One theoretical limitation of the wood model is that there is no coupling between the parallel and perpendicular modes in the plastic region. Such coupling affects volumetric behavior. The suite of clear wood data provided by FPL included measurement of the major Poisson’s ratio in the elastic region. Typical values are around νLT = 0.16 for pine at the fiber saturation point. No measurements were reported for the effective Poisson’s ratio in the plastic/damage regions (once the material yields or softens). The effective Poisson’s ratio is the ratio of the lateral strain to the axial strain in uniaxial stress tests (without lateral confinement). Porous materials tend to flow during yielding and softening, which can result in an effective Poisson’s ratio that is larger or smaller than the elastically measured value. For example, for porous geological materials such as concrete, the effective Poisson’s ratio is typically modeled as being greater than the elastic ratio in unconfined compression (with values greater than 1) and less than the elastic ratio in unconfined tension.
The user has examined the behavior of the wood model for single elements of pine in unconfined tension. An increase in the volume of the element was noted. The user believes that there should be no change in the volume of wood in tension (i.e., wood is incompressible). To achieve no change in volume, the elastic and effective Poisson’s ratios would have to be 0.5. The FPL data indicate that the elastic Poisson’s ratio parallel to the grain is not 0.5. However, no lateral strain or change in volume measurements is available to confirm or refute an effective Poisson’s ratio of 0.5 in the plastic region. Therefore, we recommend that all additional test data generated should include lateral strain measurements. The unconfined compression and tension tests recommended in items 2 and 3 above should include measurement of both axial and lateral strain.
Setting the compressibility or effective Poisson’s ratio behavior of the wood model is not simply a matter of specifying an input value, rather, it requires that changes be made to the formulation of the model to include coupling between the parallel (axial) plasticity and perpendicular (lateral) plasticity. The current wood model includes separate yield surfaces and plasticity computations for yielding parallel and perpendicular to the grain. As a result, yielding parallel to the grain does not induce plastic flow perpendicular to the grain. Similarly, yielding perpendicular to the grain does not include plastic flow parallel to the grain. We recommend exploring and implementing methods of coupling the plastic flow once sufficient test data are generated to set the coupling via measurement of the effective Poisson’s ratio or volume change. This could be done regardless of whether or not the tests indicate incompressibility.
Erosion Method: All erosion criteria could be enhanced to be user-specified, including the damage-based criteria. Future efforts could also include modifications, additions, and/or elimination of the distorted element checks and possible inclusion of an input flag to turn these checks on and off.

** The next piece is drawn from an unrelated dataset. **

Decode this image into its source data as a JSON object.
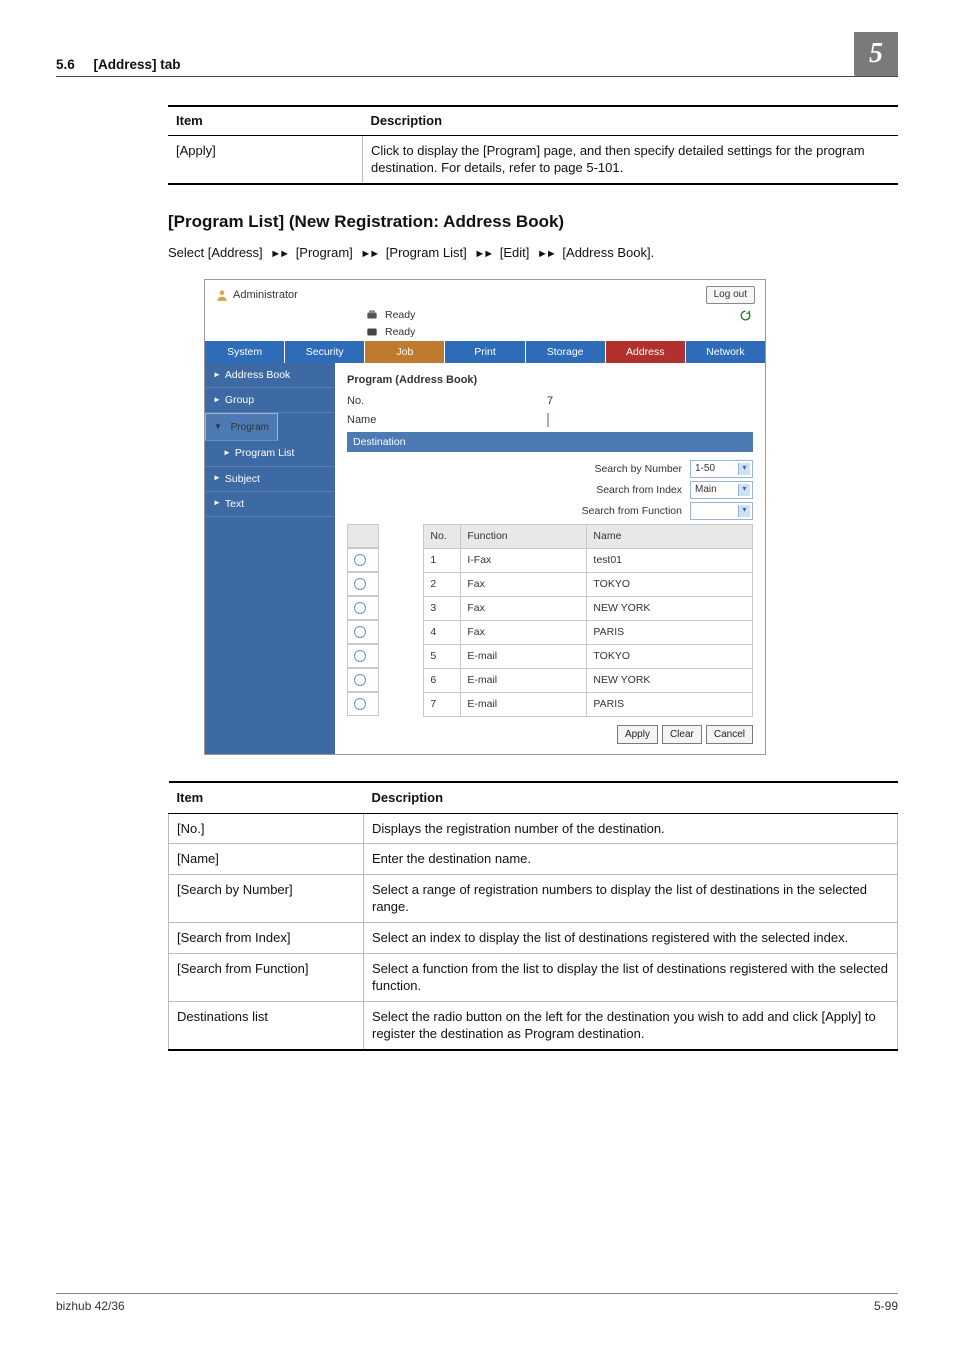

The primary erosion mechanism is based on damage. Element erosion, by default, is based on parallel damage in excess of 99 percent. Erosion, by option, may also be based on perpendicular damage in excess of 98.9 percent. As element damage approaches 99 percent, strength and stiffness approach 1 percent of their original values. Elements with nearly zero strength and stiffness could possibly experience shooting nodes and drastically deform, invert, expand, or contract in response to very small loads. Such behavior can cause a calculation to abort. Element erosion is a technique that prevents the calculation from aborting by removing these elements from the calculation before large distortions occur. Erosion also provides a good visual image of breakage in the damage region.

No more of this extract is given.